I tucked the note back in my pocket, leaning my head back and hitting it on the hard plastic. I gritted at my teeth. I held my hand up in front of my face, watching how the gold shown in the dim lighting, the only light I had had in the dusty war grounds. The symbol withstanding through it all even when my wife back home couldn’t.

I felt the plane descend and the crew of men started to wriggle with excitement. The captain spoke up from his seat on the end.

“Alright team! It was a good run, you became men out there. You fought valiantly for your country. And your country needs you back now. At ease men. I’ll see you when I see you.”
“Aye!” Yelled the crew synchronized.

The plane jolted as it landed, then steadied as it coasted to a stop. The back gate came down and every man sat there stood and then took off like thunder. Grey running to his mother who was in tears.

I searched the crowd. A hand waved at me. I wiped a stray tear from my eyes.
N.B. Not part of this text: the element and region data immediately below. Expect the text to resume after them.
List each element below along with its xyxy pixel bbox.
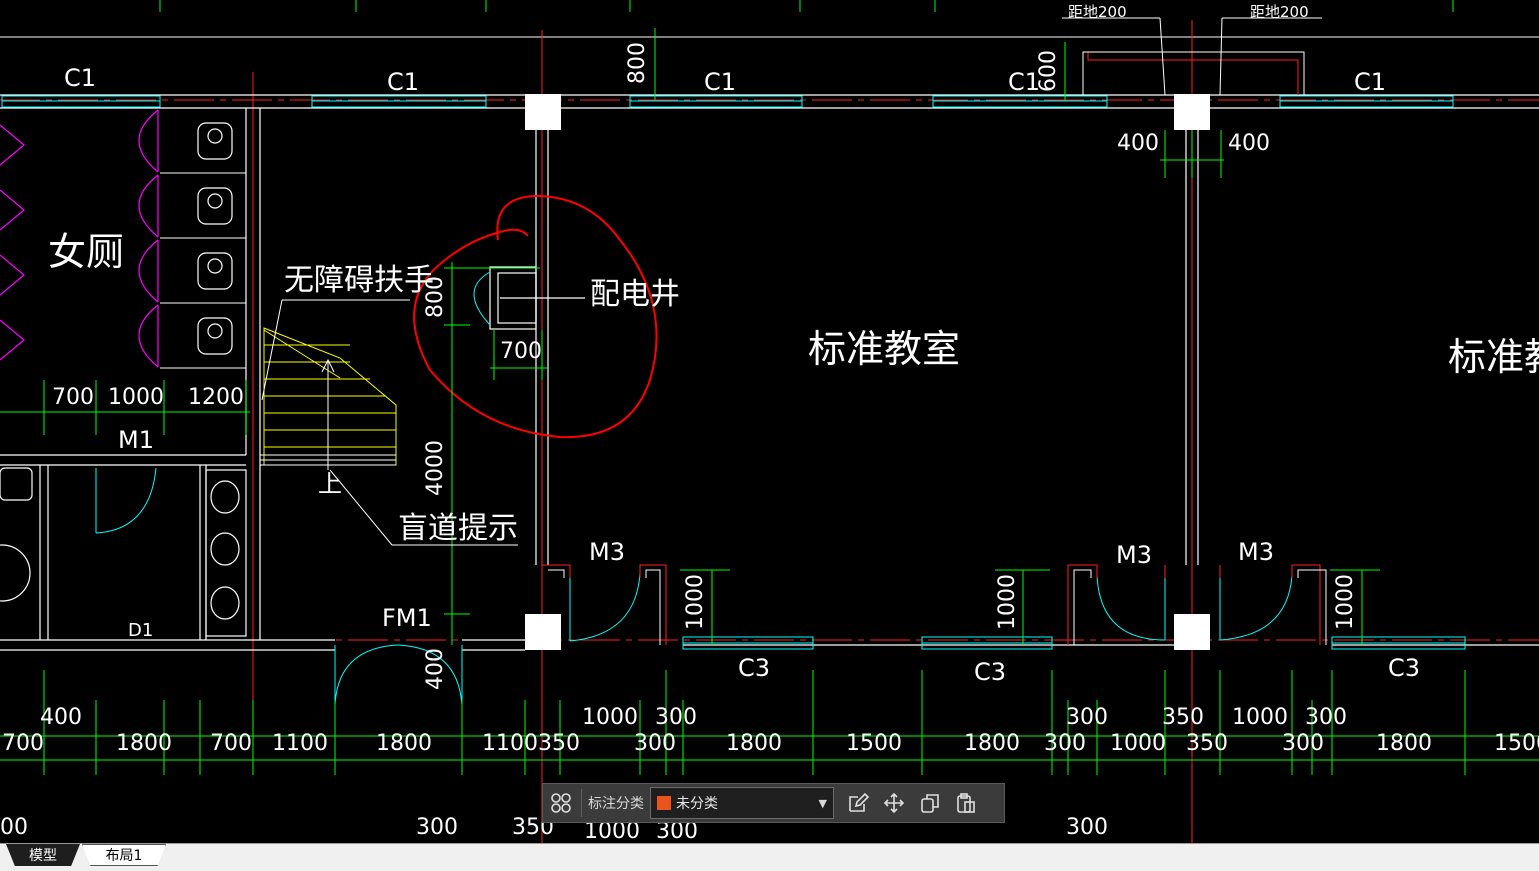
- sill-note-b: 距地200: [1250, 3, 1309, 21]
- dim-text: 300: [1066, 815, 1108, 840]
- category-value: 未分类: [676, 796, 718, 812]
- dim-text: 00: [0, 815, 28, 840]
- dim-text: 4000: [423, 440, 448, 496]
- dim-text: 700: [2, 731, 44, 756]
- dim-text: 1000: [1232, 705, 1288, 730]
- dim-text: 300: [1066, 705, 1108, 730]
- layout-tab-bar: 模型 布局1: [0, 843, 1539, 871]
- shaft-note: 配电井: [590, 277, 680, 312]
- dim-text: 1800: [376, 731, 432, 756]
- dim-text: 800: [625, 42, 650, 84]
- door-tag: M3: [1116, 541, 1152, 569]
- door-tag: FM1: [382, 604, 432, 632]
- toilet-stalls: [160, 172, 246, 369]
- shaft-door-swing: [473, 271, 491, 326]
- category-label: 标注分类: [588, 796, 644, 812]
- dim-text: 300: [634, 731, 676, 756]
- annotation-toolbar: 标注分类 未分类 ▼: [542, 783, 1005, 823]
- window-tag: C1: [704, 68, 736, 96]
- door-tag: D1: [128, 620, 153, 641]
- door-tag: M3: [1238, 538, 1274, 566]
- dim-text: 300: [1305, 705, 1347, 730]
- stair-tread-lines: [260, 358, 396, 470]
- dim-text: 300: [655, 705, 697, 730]
- chevron-down-icon: ▼: [818, 796, 827, 810]
- stair: [263, 327, 397, 466]
- dim-text: 1000: [1333, 574, 1358, 630]
- tab-layout1[interactable]: 布局1: [82, 844, 166, 866]
- dim-text: 350: [538, 731, 580, 756]
- wash-basins: [0, 467, 247, 637]
- toolbar-separator: [581, 789, 582, 817]
- dim-text: 1800: [964, 731, 1020, 756]
- dim-text: 700: [210, 731, 252, 756]
- category-select[interactable]: 未分类 ▼: [650, 787, 834, 819]
- dim-text: 1800: [1376, 731, 1432, 756]
- room-classroom-2: 标准教: [1448, 335, 1539, 379]
- dim-text: 400: [423, 648, 448, 690]
- dim-text: 300: [416, 815, 458, 840]
- tab-model[interactable]: 模型: [6, 844, 80, 866]
- dim-text: 1200: [188, 385, 244, 410]
- dim-text: 1800: [116, 731, 172, 756]
- edit-icon[interactable]: [840, 785, 876, 821]
- dim-text: 1000: [108, 385, 164, 410]
- dim-text: 700: [500, 339, 542, 364]
- window-tag: C1: [1354, 68, 1386, 96]
- room-womens-toilet: 女厕: [48, 230, 124, 274]
- cad-drawing-canvas[interactable]: 女厕 标准教室 标准教 无障碍扶手 配电井 盲道提示 上 距地200 距地200…: [0, 0, 1539, 843]
- electrical-shaft: [489, 266, 585, 330]
- dim-text: 300: [1282, 731, 1324, 756]
- tactile-note: 盲道提示: [398, 511, 518, 546]
- dim-text: 600: [1036, 50, 1061, 92]
- dim-text: 1000: [1110, 731, 1166, 756]
- dim-text: 700: [52, 385, 94, 410]
- grid-icon[interactable]: [543, 785, 579, 821]
- dim-text: 800: [423, 276, 448, 318]
- window-tag: C3: [974, 658, 1006, 686]
- move-icon[interactable]: [876, 785, 912, 821]
- paste-icon[interactable]: [948, 785, 984, 821]
- dim-text: 400: [1228, 131, 1270, 156]
- window-tag: C1: [64, 64, 96, 92]
- door-tag: M3: [589, 538, 625, 566]
- dim-text: 350: [1186, 731, 1228, 756]
- columns: [525, 94, 1210, 650]
- category-color-swatch: [657, 796, 671, 810]
- dim-text: 350: [1162, 705, 1204, 730]
- door-tag: M1: [118, 426, 154, 454]
- dim-text: 400: [40, 705, 82, 730]
- interior-walls: [0, 108, 1539, 651]
- window-tag: C1: [387, 68, 419, 96]
- dim-text: 1000: [582, 705, 638, 730]
- dim-text: 1000: [683, 574, 708, 630]
- sill-note-a: 距地200: [1068, 3, 1127, 21]
- dim-text: 300: [1044, 731, 1086, 756]
- dim-text: 1100: [482, 731, 538, 756]
- markup-circle[interactable]: [413, 194, 658, 439]
- dim-text: 1500: [1494, 731, 1539, 756]
- window-tag: C3: [1388, 654, 1420, 682]
- dim-text: 1500: [846, 731, 902, 756]
- dim-text: 1100: [272, 731, 328, 756]
- top-windows: [1, 95, 1454, 108]
- dim-text: 1000: [995, 574, 1020, 630]
- stair-up-note: 上: [318, 470, 342, 498]
- copy-icon[interactable]: [912, 785, 948, 821]
- handrail-note: 无障碍扶手: [284, 263, 434, 298]
- room-classroom-1: 标准教室: [808, 327, 960, 371]
- dim-text: 1800: [726, 731, 782, 756]
- window-tag: C3: [738, 654, 770, 682]
- dim-text: 400: [1117, 131, 1159, 156]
Penelope was there, in a pretty sundress smiling. With a covered stroller at her side.

“Trevor!” She ran to me and hugged me. All composure was lost and I sobbed into Penelope’s shoulder. She ran her dainty hands up my back. “I’m so sorry Trevor. I’m so sorry.”

I bit my lip to keep myself from screaming.

“Welcome home.” She said backing away.

I averted my eyes to the stroller, holding a tiny infant. I flicked to Penelope.
She nodded. “That’s Haydenne.”

I walked cautiously as if she was a Taliban. I leaned down, my boots bending at the ball of my boot. “Hi Haydenne, I’m your daddy.”

The girl looked at me with big brown eyes and shiny blonde hair. I raised a hand to my face my heart skipping beats in my chest. “You look just like your mom.”

Haydenne smiled as if she knew what was going on. I chuckled and held my hands out to her, lifting her carefully from her daze. I covered her carefully, fearing the harsh sun. She wrapped her tiny hands around my finger. I was lost in that little girls face.

Penelope came from behind me and started rubbing my back again.

“I guess there are a lot of formalities that need to be dealt with.” I said staring absent-mindedly at the child in my arms.

“Don’t even worry about that. You’re a hero. There’s something you should see.” Penelope took my hand; she was faring well for someone who had lost her sister. But likely, much like me she was barely hanging on. Katie was special to everyone she met.

Katie was everything I had ever wanted. When I told her I was going to join the army she laughed and told me “Well you better pull some big surprise like they show on Ellen.” And I laughed back thinking in my mind of course I would. I always pictured coming home and seeing her big brown eyes and wrapping my arms around her knowing I’d stay forever. Everything changed.